The console exposes tabs for findings, privacy, access control, CSRF, injection, IaC, dependencies, secrets, git history, containers, package licences, OpenAPI score, compliance, trends, hotspots, contributors, compare-scans, and code quality.

See Desktop console -> for the full reference.

Team self-host (multi-repo aggregation)

vulkro serve reads every run saved with vulkro scan --save from the shared local store, so it is already a multi-repo portfolio: scan several repositories (or have several contributors scan and --save), and the Portfolio view aggregates findings, trends, and cross-service correlations across all of them.

To share that console with a team on your own infrastructure, bind a network interface:

vulkro serve --host 0.0.0.0 --no-browser

Built-in token authentication

For a network bind, set a shared token and the console requires it:

export VULKRO_SERVE_TOKEN="$(openssl rand -hex 24)" # any non-empty value
vulkro serve --host 0.0.0.0

With VULKRO_SERVE_TOKEN set:

  • Every /api/* route requires a valid session, so no data is reachable unauthenticated.
  • Opening the console shows a sign-in page. Entering the token mints a random session and stores it in an HttpOnly, SameSite=Strict cookie; the bundled UI's same-origin requests carry it automatically.
  • Sessions live in memory and clear when the server restarts (sign in again). POST /logout ends a session.

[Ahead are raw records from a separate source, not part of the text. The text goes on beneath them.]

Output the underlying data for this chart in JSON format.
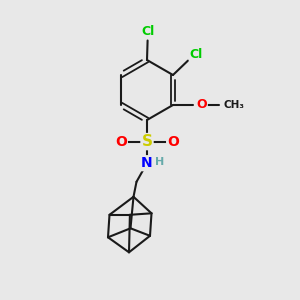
{
  "bg_color": "#e8e8e8",
  "bond_color": "#1a1a1a",
  "atom_colors": {
    "Cl": "#00cc00",
    "O": "#ff0000",
    "S": "#cccc00",
    "N": "#0000ff",
    "H": "#66aaaa",
    "C": "#1a1a1a"
  },
  "lw": 1.5,
  "fs": 9
}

The cookie is not marked Secure, because the console usually speaks plain HTTP on a trusted LAN. For an untrusted network, terminate TLS in front of it (see the reverse-proxy option below); SameSite=Strict still blocks cross-site cookie delivery in the meantime.

caution

VULKRO_SERVE_TOKEN is a single shared token, not per-user accounts. It fits a small trusted team. If you need per-user identity, SSO, or an audit of who signed in, use the reverse-proxy option instead.

Reverse-proxy alternative

Keep vulkro serve on loopback (no token) and add auth + TLS at the edge:

server {
listen 443 ssl;
server_name vulkro.internal;
# ssl_certificate / ssl_certificate_key ...
location / {
auth_basic "Vulkro";
auth_basic_user_file /etc/nginx/.htpasswd; # htpasswd -c ... vulkro
proxy_pass http://127.0.0.1:8723; # vulkro serve on loopback
}
}

A non-loopback bind with no VULKRO_SERVE_TOKEN prints a warning, because the console is then open: either set the token or front it with a proxy.

This is fully offline: the console makes no outbound call (VULKRO_OFFLINE=1 is honoured), so it runs unchanged on an air-gapped network. The only state is the local SQLite store.

Stopping the server

Ctrl-C in the terminal. The server traps SIGINT and shuts down cleanly, flushing any in-flight scan to SQLite first.